Non credo. Non so se il Front Natonal riuscirà a costituire un gruppo al Parlamento Europeo, ma è chiaro che esistono troppe differenze tra FN, UKIP e Syriza per formare un blocco unico d'opposizione. E questo fatto è la testimonianza più viva di come non esista un popolo europeo e che la dimensione nazionale del voto è sempre preminente. Poi, chiaramente, è probabile che al momento di votare su singole tematiche si creeranno certe convergenze. Se un'alleanza su determinate questioni sarà possibile, dovrà farsi intorno a queste parole d'ordine: innanzitutto, interruzione delle trattative con gli Stati Uniti del trattato di libero scambio transatlantico (TTIP). Si tratta di un trattato leonino che contribuirà in modo definitivo allo smantellamento del modello sociale europeo.
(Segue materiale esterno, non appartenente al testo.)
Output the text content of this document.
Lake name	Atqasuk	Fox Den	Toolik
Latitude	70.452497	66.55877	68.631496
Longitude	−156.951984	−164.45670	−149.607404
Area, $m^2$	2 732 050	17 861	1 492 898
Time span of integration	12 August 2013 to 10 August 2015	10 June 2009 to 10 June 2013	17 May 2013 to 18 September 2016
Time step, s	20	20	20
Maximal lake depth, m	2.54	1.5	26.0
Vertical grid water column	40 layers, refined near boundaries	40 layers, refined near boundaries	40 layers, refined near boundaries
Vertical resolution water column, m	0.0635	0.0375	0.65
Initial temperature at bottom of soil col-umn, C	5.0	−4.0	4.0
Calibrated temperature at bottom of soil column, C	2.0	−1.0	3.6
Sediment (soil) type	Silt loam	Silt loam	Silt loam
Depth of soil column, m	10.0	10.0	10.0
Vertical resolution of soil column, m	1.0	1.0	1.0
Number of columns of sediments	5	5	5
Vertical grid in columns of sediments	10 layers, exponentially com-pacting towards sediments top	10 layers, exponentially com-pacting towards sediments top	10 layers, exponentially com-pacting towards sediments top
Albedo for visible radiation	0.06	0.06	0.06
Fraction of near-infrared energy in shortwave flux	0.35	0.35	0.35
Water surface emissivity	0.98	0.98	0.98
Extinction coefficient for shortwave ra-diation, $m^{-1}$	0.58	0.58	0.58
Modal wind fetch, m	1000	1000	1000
Abbiamo proprio in questi giorni la prova dell'aggressività della politica degli Stati Uniti contro l'Europa e gli europei. Poi, questi partiti dovrebbero mettersi d'accordo per rifiutare ogni misura che potrebbe aggravare le politiche di austerità che sono oggi in atto in Europa. Con questo sfondo, è possibile che alleanze di circostanza si facciano anche con il gruppo dei “Verdi” e perfino con certi membri del PSE.
 
 
- Il PPE e il PSE saranno obbligati a gettare la maschera della finta opposizione e finiranno, come già fanno alla perfezione in diversi paesi, per fondersi per formare la prossima Commissione. Non teme che queste «larghe intese europee» creeranno il paradosso di favorire un'ulteriore perdita di sovranità nazionale dei paesi, senza tener conto dell'urlo di protesta che hanno lanciato i popoli europei?
 
Temo, purtroppo, che nessuno sentirà quella richiesta, perché i partiti del PPE e del PSE si disinteressano sistematicamente delle reazioni e delle reticenze dei popoli da ormai quasi 25 anni. E quindi avremo la costituzione di una coalizione per fare del Parlamento europeo una camera di registrazione delle decisioni tecnocratiche prese dalla Commissione.
 
 
- La propaganda pre-elettorale dei governi al potere e di Bruxelles ha voluto rassicurarci sulla situazione economica attuale della zona euro, anche se le economie italiane di Italia, Olanda e Portogallo sono tornate a contrarsi e la Francia è in una situazione di stagnazione. Inoltre, l'area monetaria è in una situazione di inflazione molto bassa – deflazione per diversi paesi – che rende sempre meno sostenibile la traiettoria debito/Pil di diversi paesi. In un tale contesto, ritiene che la zona euro rischia una nuova crisi che potrebbe rimettere in discussione gli strumenti creati o davvero « il peggio è dietro di noi » come ci hanno detto?
 
Il rischio di una nuova crisi è già presente. È la ragione per cui Mario Draghi, il Presidente della Banca Centrale Europea, ha dovuto agire il 5 giugno. Ma i limiti della sua azione dimostrano anche la sua impotenza di fondo. Le uniche cose che è stato in grado di fare sono state di introdurre un tasso negativo sui depositi ed un nuovo LTRO a favore delle banche per un ammontare di 400 miliardi di euro.  Non è assolutamente l'equivalente del  “quantitative easing” della riserva federale. Si sa che i tassi negativi hanno un'efficacia molto limitata. 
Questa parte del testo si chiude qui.